Una mujer que parecía mucho mayor que su madre salió a recibirlos. Llevaba un pantalón marrón, de esos que se suelen usar para hacer trabajos en el jardín y una camisa a cuadros en tonos verdes. Uno de sus brazos se encontraba enyesado y el otro sostenía un bastón de hierro pintado de marrón. Su pelo era blanco y algo desprolijo, le llegaba hasta los hombros y se encontraba atado en una colita detrás de la nuca.
-Espero que hayas traído ropa más acorde- fueron sus primeras palabras para su sobrina. Ni hola, ni qué bueno verte, mucho menos ¿Cómo está tu madre?
Matilda volvió a mirarse y luego de apretar los labios miró a su tía nuevamente.
-Hola tía. -le dijo por fin, mientras avanzaba por el sendero de piedras blancas a su encuentro.
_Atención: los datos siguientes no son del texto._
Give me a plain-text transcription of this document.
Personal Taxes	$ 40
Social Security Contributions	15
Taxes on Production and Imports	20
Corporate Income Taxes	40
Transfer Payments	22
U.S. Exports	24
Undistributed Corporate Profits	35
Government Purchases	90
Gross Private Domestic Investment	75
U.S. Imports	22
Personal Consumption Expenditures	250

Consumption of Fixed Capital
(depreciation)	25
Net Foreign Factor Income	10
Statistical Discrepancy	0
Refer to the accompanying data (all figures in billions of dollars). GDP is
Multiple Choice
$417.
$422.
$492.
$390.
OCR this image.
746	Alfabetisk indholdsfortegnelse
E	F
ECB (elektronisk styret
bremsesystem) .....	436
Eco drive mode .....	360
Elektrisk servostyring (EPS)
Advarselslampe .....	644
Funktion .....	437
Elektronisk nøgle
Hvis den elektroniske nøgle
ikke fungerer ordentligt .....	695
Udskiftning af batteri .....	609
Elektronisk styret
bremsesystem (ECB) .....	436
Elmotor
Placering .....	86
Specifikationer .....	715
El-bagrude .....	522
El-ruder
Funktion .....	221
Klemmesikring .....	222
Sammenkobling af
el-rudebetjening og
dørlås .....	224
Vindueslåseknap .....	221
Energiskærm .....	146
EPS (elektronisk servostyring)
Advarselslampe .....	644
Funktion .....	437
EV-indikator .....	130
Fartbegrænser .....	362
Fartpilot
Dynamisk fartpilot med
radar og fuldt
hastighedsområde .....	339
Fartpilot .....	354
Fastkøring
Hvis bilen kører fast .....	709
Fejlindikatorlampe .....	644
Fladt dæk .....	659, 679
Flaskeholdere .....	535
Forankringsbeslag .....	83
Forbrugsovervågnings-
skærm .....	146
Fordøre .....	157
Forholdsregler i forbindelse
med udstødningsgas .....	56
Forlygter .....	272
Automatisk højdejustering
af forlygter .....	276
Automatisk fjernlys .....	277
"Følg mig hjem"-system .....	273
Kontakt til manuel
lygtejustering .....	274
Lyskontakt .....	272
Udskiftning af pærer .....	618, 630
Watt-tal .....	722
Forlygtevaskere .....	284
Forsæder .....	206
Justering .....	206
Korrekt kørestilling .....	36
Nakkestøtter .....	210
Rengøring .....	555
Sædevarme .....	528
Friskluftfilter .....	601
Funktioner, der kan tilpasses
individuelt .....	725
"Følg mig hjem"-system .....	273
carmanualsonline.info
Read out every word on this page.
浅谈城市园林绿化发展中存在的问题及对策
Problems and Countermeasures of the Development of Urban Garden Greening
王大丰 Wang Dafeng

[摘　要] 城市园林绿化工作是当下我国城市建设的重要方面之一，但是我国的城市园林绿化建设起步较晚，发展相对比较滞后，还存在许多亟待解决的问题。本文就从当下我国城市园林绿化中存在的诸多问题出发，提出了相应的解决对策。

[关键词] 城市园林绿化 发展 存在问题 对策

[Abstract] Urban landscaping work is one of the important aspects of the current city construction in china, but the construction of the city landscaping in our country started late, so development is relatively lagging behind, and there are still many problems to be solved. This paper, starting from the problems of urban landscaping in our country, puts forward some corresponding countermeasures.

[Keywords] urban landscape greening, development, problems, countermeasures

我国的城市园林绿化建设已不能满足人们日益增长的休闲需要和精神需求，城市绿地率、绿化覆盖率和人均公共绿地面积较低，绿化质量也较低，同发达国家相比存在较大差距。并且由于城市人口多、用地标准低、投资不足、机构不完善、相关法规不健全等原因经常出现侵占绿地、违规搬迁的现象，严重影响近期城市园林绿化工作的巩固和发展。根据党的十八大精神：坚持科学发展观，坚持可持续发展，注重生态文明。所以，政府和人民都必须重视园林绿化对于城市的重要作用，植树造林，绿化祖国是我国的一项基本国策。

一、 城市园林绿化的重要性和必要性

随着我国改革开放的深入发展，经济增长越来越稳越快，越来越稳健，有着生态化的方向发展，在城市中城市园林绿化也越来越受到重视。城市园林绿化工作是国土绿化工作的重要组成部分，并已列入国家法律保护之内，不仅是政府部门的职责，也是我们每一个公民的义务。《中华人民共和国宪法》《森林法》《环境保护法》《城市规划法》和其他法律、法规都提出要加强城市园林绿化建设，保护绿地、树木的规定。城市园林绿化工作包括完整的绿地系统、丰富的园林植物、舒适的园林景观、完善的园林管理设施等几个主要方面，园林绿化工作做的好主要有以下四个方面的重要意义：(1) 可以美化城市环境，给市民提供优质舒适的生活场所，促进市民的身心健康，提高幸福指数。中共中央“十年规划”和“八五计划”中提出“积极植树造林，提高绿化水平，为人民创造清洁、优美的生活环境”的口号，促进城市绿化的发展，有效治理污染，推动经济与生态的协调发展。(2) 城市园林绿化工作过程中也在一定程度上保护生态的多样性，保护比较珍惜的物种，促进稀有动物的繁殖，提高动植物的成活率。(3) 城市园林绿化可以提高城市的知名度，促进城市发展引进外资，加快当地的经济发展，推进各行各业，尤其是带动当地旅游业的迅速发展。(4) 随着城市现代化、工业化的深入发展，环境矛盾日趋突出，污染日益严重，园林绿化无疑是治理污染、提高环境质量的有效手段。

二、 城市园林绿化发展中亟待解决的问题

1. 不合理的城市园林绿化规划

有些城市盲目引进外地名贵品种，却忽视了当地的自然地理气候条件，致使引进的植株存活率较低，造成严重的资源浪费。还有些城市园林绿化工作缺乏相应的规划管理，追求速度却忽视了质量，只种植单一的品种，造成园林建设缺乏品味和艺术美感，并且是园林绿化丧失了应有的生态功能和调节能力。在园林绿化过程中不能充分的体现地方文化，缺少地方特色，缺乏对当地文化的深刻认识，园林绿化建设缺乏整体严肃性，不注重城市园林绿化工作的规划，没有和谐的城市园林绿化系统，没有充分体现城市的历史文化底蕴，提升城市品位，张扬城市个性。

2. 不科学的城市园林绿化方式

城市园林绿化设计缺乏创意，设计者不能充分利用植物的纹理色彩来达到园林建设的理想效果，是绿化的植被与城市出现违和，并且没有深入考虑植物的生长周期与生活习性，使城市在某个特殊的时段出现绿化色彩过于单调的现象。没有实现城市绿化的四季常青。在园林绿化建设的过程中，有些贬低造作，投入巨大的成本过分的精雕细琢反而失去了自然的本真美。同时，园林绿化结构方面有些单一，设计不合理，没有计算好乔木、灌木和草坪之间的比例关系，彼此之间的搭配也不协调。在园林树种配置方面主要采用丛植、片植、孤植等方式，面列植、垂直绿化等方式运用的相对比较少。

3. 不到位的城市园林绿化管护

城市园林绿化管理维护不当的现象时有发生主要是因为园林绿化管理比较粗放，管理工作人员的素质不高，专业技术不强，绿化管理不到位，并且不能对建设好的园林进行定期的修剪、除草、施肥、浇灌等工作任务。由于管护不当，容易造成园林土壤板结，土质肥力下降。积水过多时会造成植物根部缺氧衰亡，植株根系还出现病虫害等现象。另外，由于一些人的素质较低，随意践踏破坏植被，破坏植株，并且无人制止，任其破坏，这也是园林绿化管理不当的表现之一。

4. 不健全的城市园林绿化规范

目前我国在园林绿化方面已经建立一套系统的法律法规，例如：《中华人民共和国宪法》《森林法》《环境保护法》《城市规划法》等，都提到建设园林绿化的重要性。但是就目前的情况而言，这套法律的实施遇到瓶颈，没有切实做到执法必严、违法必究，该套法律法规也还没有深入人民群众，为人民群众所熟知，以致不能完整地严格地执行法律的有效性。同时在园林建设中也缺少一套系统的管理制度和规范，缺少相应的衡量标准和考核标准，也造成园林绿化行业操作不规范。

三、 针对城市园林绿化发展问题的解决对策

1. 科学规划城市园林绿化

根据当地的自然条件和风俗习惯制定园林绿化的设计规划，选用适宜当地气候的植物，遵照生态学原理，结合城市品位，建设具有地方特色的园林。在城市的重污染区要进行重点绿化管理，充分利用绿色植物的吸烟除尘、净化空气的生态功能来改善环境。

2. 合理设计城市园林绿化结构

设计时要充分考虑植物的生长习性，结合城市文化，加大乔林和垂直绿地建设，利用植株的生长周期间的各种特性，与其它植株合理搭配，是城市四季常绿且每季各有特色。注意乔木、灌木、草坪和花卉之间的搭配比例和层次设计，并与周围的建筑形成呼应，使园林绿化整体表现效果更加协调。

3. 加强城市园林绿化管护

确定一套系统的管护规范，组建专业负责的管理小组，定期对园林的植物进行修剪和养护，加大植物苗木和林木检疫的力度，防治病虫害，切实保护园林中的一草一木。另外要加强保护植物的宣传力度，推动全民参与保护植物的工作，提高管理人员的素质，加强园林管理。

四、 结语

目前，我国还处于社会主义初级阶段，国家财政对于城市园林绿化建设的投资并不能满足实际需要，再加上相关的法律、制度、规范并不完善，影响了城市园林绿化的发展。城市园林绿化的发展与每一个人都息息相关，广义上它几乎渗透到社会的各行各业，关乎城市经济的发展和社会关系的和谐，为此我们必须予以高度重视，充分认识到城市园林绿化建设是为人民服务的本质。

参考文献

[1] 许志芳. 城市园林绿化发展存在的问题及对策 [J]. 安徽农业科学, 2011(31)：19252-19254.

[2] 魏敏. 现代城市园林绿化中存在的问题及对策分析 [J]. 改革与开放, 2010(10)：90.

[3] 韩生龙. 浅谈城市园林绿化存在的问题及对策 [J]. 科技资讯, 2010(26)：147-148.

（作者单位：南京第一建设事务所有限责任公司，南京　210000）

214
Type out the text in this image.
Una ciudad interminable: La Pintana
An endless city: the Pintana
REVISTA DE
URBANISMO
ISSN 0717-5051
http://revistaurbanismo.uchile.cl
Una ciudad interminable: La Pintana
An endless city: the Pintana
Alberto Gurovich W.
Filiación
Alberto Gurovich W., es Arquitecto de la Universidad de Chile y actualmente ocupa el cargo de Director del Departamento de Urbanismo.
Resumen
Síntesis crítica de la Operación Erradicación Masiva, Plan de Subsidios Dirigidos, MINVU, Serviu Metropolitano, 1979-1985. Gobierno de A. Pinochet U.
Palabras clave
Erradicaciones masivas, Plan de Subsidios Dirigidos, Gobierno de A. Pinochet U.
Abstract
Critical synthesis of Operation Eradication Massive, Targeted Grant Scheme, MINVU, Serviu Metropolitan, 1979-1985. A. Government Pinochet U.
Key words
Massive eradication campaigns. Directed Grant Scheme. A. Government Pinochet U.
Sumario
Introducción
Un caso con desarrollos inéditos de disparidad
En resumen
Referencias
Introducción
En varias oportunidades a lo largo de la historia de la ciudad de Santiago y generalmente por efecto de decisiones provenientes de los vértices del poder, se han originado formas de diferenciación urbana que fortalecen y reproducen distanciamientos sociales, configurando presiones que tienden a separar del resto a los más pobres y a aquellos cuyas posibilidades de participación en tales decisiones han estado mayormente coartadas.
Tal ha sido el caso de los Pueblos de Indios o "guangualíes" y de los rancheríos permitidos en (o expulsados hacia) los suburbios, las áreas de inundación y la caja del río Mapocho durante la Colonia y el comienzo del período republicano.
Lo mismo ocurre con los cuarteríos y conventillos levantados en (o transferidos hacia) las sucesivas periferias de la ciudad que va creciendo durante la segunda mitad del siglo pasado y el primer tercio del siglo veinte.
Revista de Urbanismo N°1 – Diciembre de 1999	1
En esta oportunidad Aluel, sí cargó su equipaje.
-Gracias querido, mandale un saludo a tu abuela, decile que mañana seguro la pasamos a visitar. - le dijo Ana, señalando la casa de al lado con su bastón.
-De nada, Ana. Nos estamos viendo.- dijo comenzando a caminar hacia su camioneta nuevamente.
-Chau... Martina.- gritó antes de encenderla, logrando que Matilda pusiera los ojos en blanco y resignada levantara su valija para ingresar al que sería su hogar los próximos días, o al menos eso es lo que ella pensaba.